L’application du terme « démocratie » à toutes sortes d’actions peut surprendre. Outre un parti pris d’auteur tout à fait légitime, elle est justifiée par le fait que les termes employés par les « indignés » sont expressément ceux qui ont justifié les luttes et les combats politiques du siècle dernier (justice, liberté individuelle, condition humaine). Elle est justifiée aussi autrement par les auteurs : pour eux, l’inventivité politique ne connaît pas les frontières que dressent les Etats, les traditions ou les cultures. Elle trouve, enfin, une dernière justification dans l’idée selon laquelle une expérience politique faite en un lieu de la planète, peut servir à orienter celle qui se déroule ailleurs.
Pour le dire autrement, les auteurs font le pari suivant : les formes nouvelles que prend l’activité politique traduisent l’évolution de la conception que les citoyens ordinaires se font de la démocratie et reflètent la transformation du rapport qu’ils entretiennent avec la politique. On pourrait préciser cela de la manière suivante : les auteurs prennent au sérieux le discours traversant ces manifestations : nous ne sommes pas en démocratie ! Nous ne le sommes pas, s’il s’agit de renverser une dictature, mais nous ne le sommes pas non plus dans les démocraties instaurées. Ce qui revient à traiter la démocratie autrement : non comme un régime politique, mais comme un principe, au sens d’une volonté d’agir en politique en restant « fidèles à une attitude respectueuse des choix de vie de chacun, porteuse d’un idéal de dignité des personnes, soucieuse d’un respect de l’égalité, s’opposant à toutes les discriminations et toutes les injustices, et livrant à la connaissance des citoyens l’intégralité des informations d’intérêt public qui les concernent ».

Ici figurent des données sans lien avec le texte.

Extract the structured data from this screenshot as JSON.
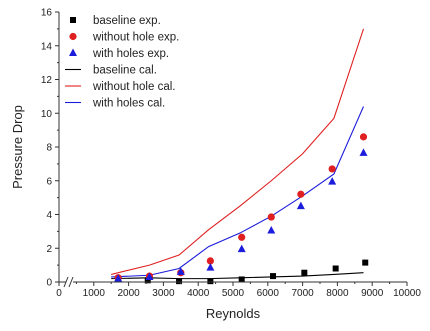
{
  "chart_data": {
    "type": "scatter",
    "title": "",
    "xlabel": "Reynolds",
    "ylabel": "Pressure Drop",
    "xlim": [
      0,
      10000
    ],
    "ylim": [
      0,
      16
    ],
    "xticks": [
      0,
      1000,
      2000,
      3000,
      4000,
      5000,
      6000,
      7000,
      8000,
      9000,
      10000
    ],
    "yticks": [
      0,
      2,
      4,
      6,
      8,
      10,
      12,
      14,
      16
    ],
    "x_tick_labels": [
      "0",
      "1000",
      "2000",
      "3000",
      "4000",
      "5000",
      "6000",
      "7000",
      "8000",
      "9000",
      "10000"
    ],
    "y_tick_labels": [
      "0",
      "2",
      "4",
      "6",
      "8",
      "10",
      "12",
      "14",
      "16"
    ],
    "axis_break_x": true,
    "grid": false,
    "legend_position": "top-left",
    "series": [
      {
        "name": "baseline exp.",
        "kind": "marker",
        "marker": "square",
        "color": "#000000",
        "x": [
          1700,
          2550,
          3450,
          4350,
          5250,
          6150,
          7050,
          7950,
          8800
        ],
        "y": [
          0.2,
          0.1,
          0.05,
          0.05,
          0.15,
          0.35,
          0.55,
          0.8,
          1.15
        ]
      },
      {
        "name": "without hole exp.",
        "kind": "marker",
        "marker": "circle",
        "color": "#e02020",
        "x": [
          1700,
          2600,
          3500,
          4350,
          5250,
          6100,
          6950,
          7850,
          8750
        ],
        "y": [
          0.25,
          0.35,
          0.55,
          1.25,
          2.65,
          3.85,
          5.2,
          6.7,
          8.6
        ]
      },
      {
        "name": "with holes exp.",
        "kind": "marker",
        "marker": "triangle",
        "color": "#1c1cdc",
        "x": [
          1700,
          2600,
          3500,
          4350,
          5250,
          6100,
          6950,
          7850,
          8750
        ],
        "y": [
          0.2,
          0.3,
          0.6,
          0.85,
          1.95,
          3.05,
          4.5,
          5.95,
          7.65
        ]
      },
      {
        "name": "baseline cal.",
        "kind": "line",
        "color": "#000000",
        "x": [
          1500,
          2600,
          3450,
          4300,
          5200,
          6100,
          7000,
          7900,
          8750
        ],
        "y": [
          0.2,
          0.25,
          0.2,
          0.2,
          0.25,
          0.3,
          0.35,
          0.45,
          0.55
        ]
      },
      {
        "name": "without hole cal.",
        "kind": "line",
        "color": "#e02020",
        "x": [
          1500,
          2600,
          3450,
          4300,
          5200,
          6100,
          7000,
          7900,
          8750
        ],
        "y": [
          0.45,
          1.0,
          1.6,
          3.1,
          4.5,
          6.0,
          7.6,
          9.7,
          15.0
        ]
      },
      {
        "name": "with holes cal.",
        "kind": "line",
        "color": "#1c1cdc",
        "x": [
          1500,
          2600,
          3450,
          4300,
          5200,
          6100,
          7000,
          7900,
          8750
        ],
        "y": [
          0.3,
          0.4,
          0.8,
          2.1,
          2.9,
          3.9,
          5.1,
          6.4,
          10.4
        ]
      }
    ]
  }
}
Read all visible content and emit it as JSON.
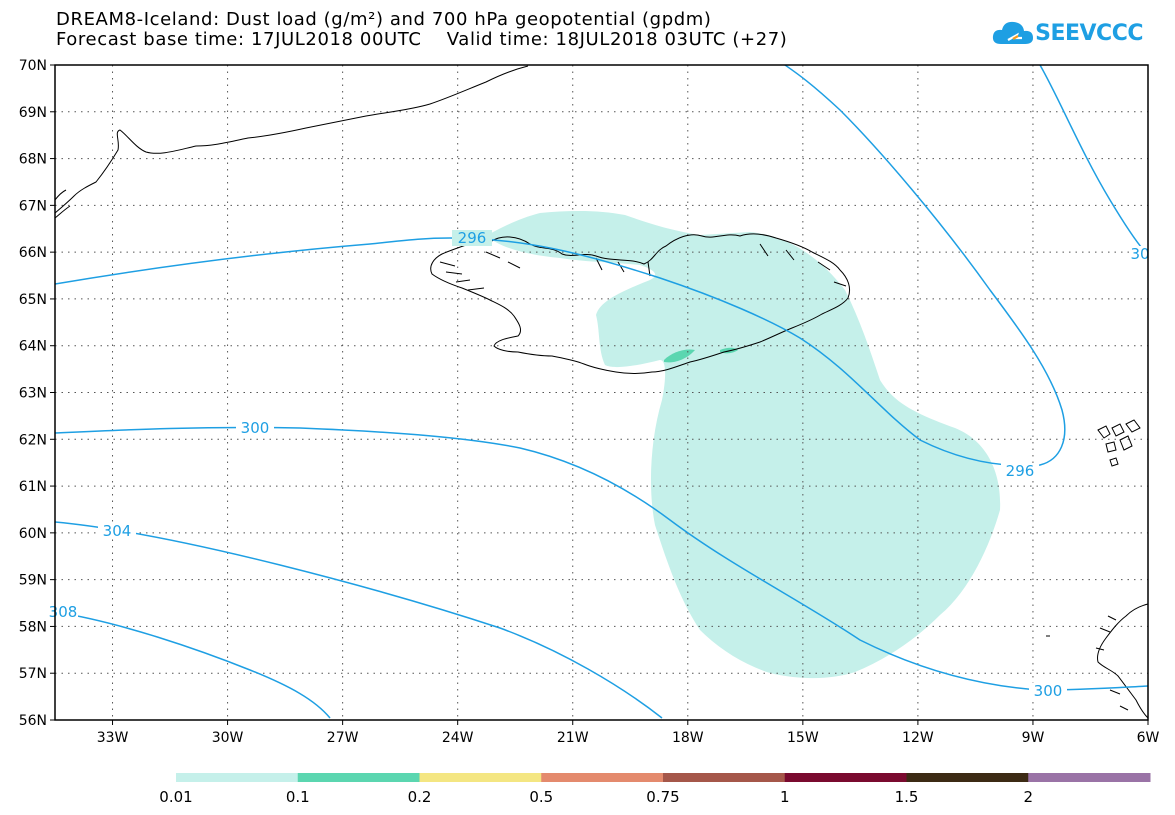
{
  "title": {
    "line1": "DREAM8-Iceland: Dust load (g/m²) and 700 hPa geopotential (gpdm)",
    "line2": "Forecast base time: 17JUL2018 00UTC    Valid time: 18JUL2018 03UTC (+27)"
  },
  "logo": {
    "text": "SEEVCCC",
    "icon": "cloud-icon",
    "color": "#1e9fe3"
  },
  "map": {
    "lat_range": [
      56,
      70
    ],
    "lon_range": [
      -34.5,
      -6
    ],
    "lat_labels": [
      "56N",
      "57N",
      "58N",
      "59N",
      "60N",
      "61N",
      "62N",
      "63N",
      "64N",
      "65N",
      "66N",
      "67N",
      "68N",
      "69N",
      "70N"
    ],
    "lon_labels": [
      "33W",
      "30W",
      "27W",
      "24W",
      "21W",
      "18W",
      "15W",
      "12W",
      "9W",
      "6W"
    ],
    "grid": "dotted",
    "contour_color": "#1e9fe3",
    "contour_labels": [
      "296",
      "300",
      "304",
      "308",
      "296",
      "300",
      "30"
    ],
    "dust_color": "#c5f0ea",
    "dust_high_color": "#5bd6b0"
  },
  "colorbar": {
    "labels": [
      "0.01",
      "0.1",
      "0.2",
      "0.5",
      "0.75",
      "1",
      "1.5",
      "2"
    ],
    "colors": [
      "#c5f0ea",
      "#5bd6b0",
      "#f4e682",
      "#e48a6d",
      "#a5574a",
      "#7a0a2f",
      "#3c2a14",
      "#9a73a6"
    ]
  }
}
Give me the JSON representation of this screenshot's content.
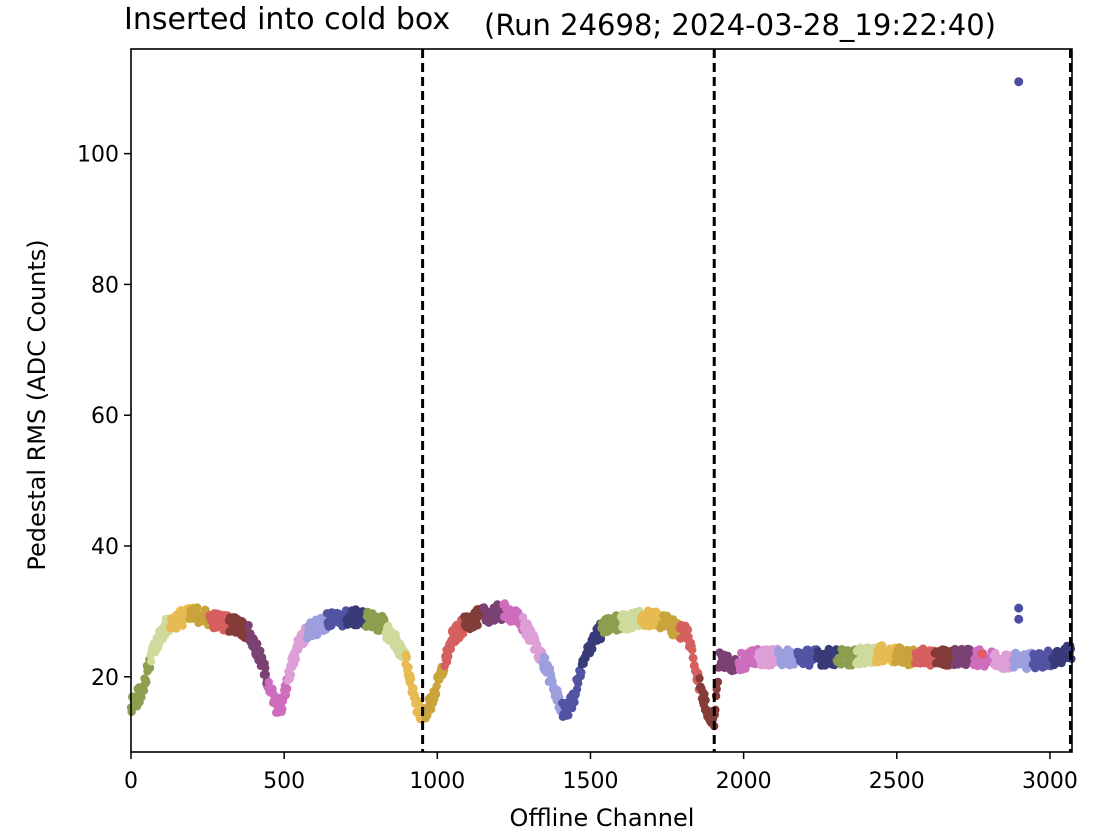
{
  "chart_data": {
    "type": "scatter",
    "title_left": "Inserted into cold box",
    "title_right": "(Run 24698; 2024-03-28_19:22:40)",
    "xlabel": "Offline Channel",
    "ylabel": "Pedestal RMS (ADC Counts)",
    "xlim": [
      0,
      3072
    ],
    "ylim": [
      8.5,
      116
    ],
    "xticks": [
      0,
      500,
      1000,
      1500,
      2000,
      2500,
      3000
    ],
    "yticks": [
      20,
      40,
      60,
      80,
      100
    ],
    "xtick_labels": [
      "0",
      "500",
      "1000",
      "1500",
      "2000",
      "2500",
      "3000"
    ],
    "ytick_labels": [
      "20",
      "40",
      "60",
      "80",
      "100"
    ],
    "grid": false,
    "legend": "none",
    "dividers": [
      952,
      1904,
      3072
    ],
    "curve_points": [
      [
        0,
        15.5
      ],
      [
        40,
        18
      ],
      [
        70,
        24
      ],
      [
        110,
        27.5
      ],
      [
        160,
        29
      ],
      [
        220,
        29.5
      ],
      [
        280,
        28.5
      ],
      [
        340,
        28
      ],
      [
        380,
        27
      ],
      [
        420,
        23
      ],
      [
        450,
        19
      ],
      [
        475,
        15
      ],
      [
        495,
        16
      ],
      [
        515,
        20
      ],
      [
        545,
        25
      ],
      [
        580,
        27
      ],
      [
        640,
        28.5
      ],
      [
        700,
        29
      ],
      [
        760,
        29
      ],
      [
        820,
        28
      ],
      [
        870,
        25
      ],
      [
        900,
        22
      ],
      [
        930,
        16
      ],
      [
        952,
        14
      ],
      [
        980,
        16
      ],
      [
        1010,
        20
      ],
      [
        1050,
        26
      ],
      [
        1100,
        28.5
      ],
      [
        1160,
        29.5
      ],
      [
        1230,
        30
      ],
      [
        1280,
        28
      ],
      [
        1320,
        25
      ],
      [
        1360,
        21
      ],
      [
        1390,
        17
      ],
      [
        1415,
        14.5
      ],
      [
        1440,
        16
      ],
      [
        1470,
        21
      ],
      [
        1510,
        26
      ],
      [
        1560,
        28
      ],
      [
        1620,
        28.5
      ],
      [
        1680,
        29
      ],
      [
        1740,
        28.5
      ],
      [
        1790,
        27
      ],
      [
        1815,
        27
      ],
      [
        1840,
        22
      ],
      [
        1860,
        18
      ],
      [
        1880,
        15
      ],
      [
        1904,
        13.5
      ],
      [
        1920,
        22.5
      ],
      [
        1960,
        22
      ],
      [
        2050,
        23
      ],
      [
        2150,
        23
      ],
      [
        2250,
        23
      ],
      [
        2350,
        23
      ],
      [
        2450,
        23.5
      ],
      [
        2550,
        23
      ],
      [
        2650,
        23
      ],
      [
        2750,
        23
      ],
      [
        2850,
        22.5
      ],
      [
        2950,
        22.5
      ],
      [
        3030,
        23
      ],
      [
        3072,
        24
      ]
    ],
    "outliers": [
      {
        "x": 2898,
        "y": 111
      },
      {
        "x": 2898,
        "y": 30.5
      },
      {
        "x": 2898,
        "y": 28.8
      },
      {
        "x": 2778,
        "y": 23.5
      }
    ],
    "colors": [
      "#8c9f4e",
      "#cedb9c",
      "#e7ba52",
      "#c9a33b",
      "#d65f5f",
      "#843c39",
      "#7b4173",
      "#ce6dbd",
      "#de9ed6",
      "#9c9ede",
      "#5254a3",
      "#393b79"
    ],
    "outlier_color": "#4b4ea0",
    "outlier_red": "#e35b5b"
  }
}
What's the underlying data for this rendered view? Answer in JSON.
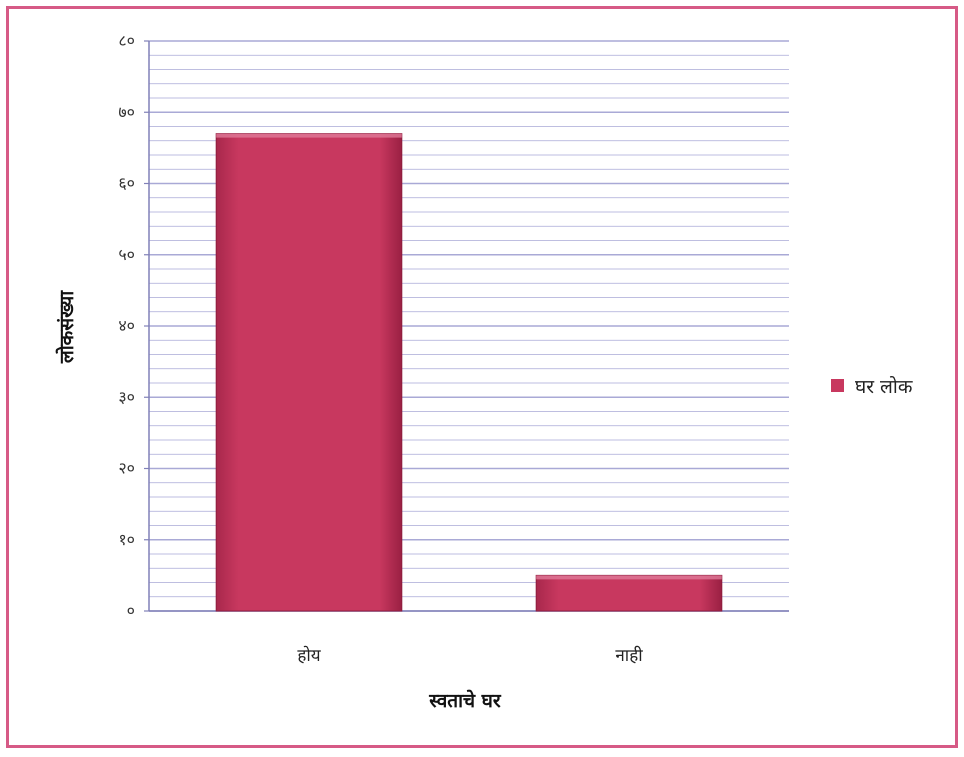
{
  "chart_data": {
    "type": "bar",
    "categories": [
      "होय",
      "नाही"
    ],
    "series": [
      {
        "name": "घर लोक",
        "values": [
          67,
          5
        ],
        "color": "#c8385f"
      }
    ],
    "xlabel": "स्वताचे घर",
    "ylabel": "लोकसंख्या",
    "ylim": [
      0,
      80
    ],
    "yticks": [
      0,
      10,
      20,
      30,
      40,
      50,
      60,
      70,
      80
    ],
    "ytick_labels": [
      "०",
      "१०",
      "२०",
      "३०",
      "४०",
      "५०",
      "६०",
      "७०",
      "८०"
    ],
    "grid": true,
    "legend_position": "right",
    "colors": {
      "bar": "#c8385f",
      "grid": "#a9a9d6",
      "frame": "#d65a86"
    }
  }
}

Ce sont par conséquent les pratiques de la politique qui méritent d’être prises en compte : décision par consensus, rejet de la règle de la majorité, refus de la parole unique, refus de la hiérarchie dans l’expression des voix, attribution des responsabilités par le volontariat,... La démocratie est devenue, dans ce cadre, une aspiration, et une exigence morale et politique. Elle s’élève, souvent en Europe, et pour distinguer des mouvements, sur la base de l’érosion de l’Etat social, du chômage de masse, de l’abandon et de la désespérance de la jeunesse, de l’accroissement des inégalités et de la pauvreté, de l’affairisme et de la surdité des dirigeants aux préoccupations de ceux qu’ils dirigent.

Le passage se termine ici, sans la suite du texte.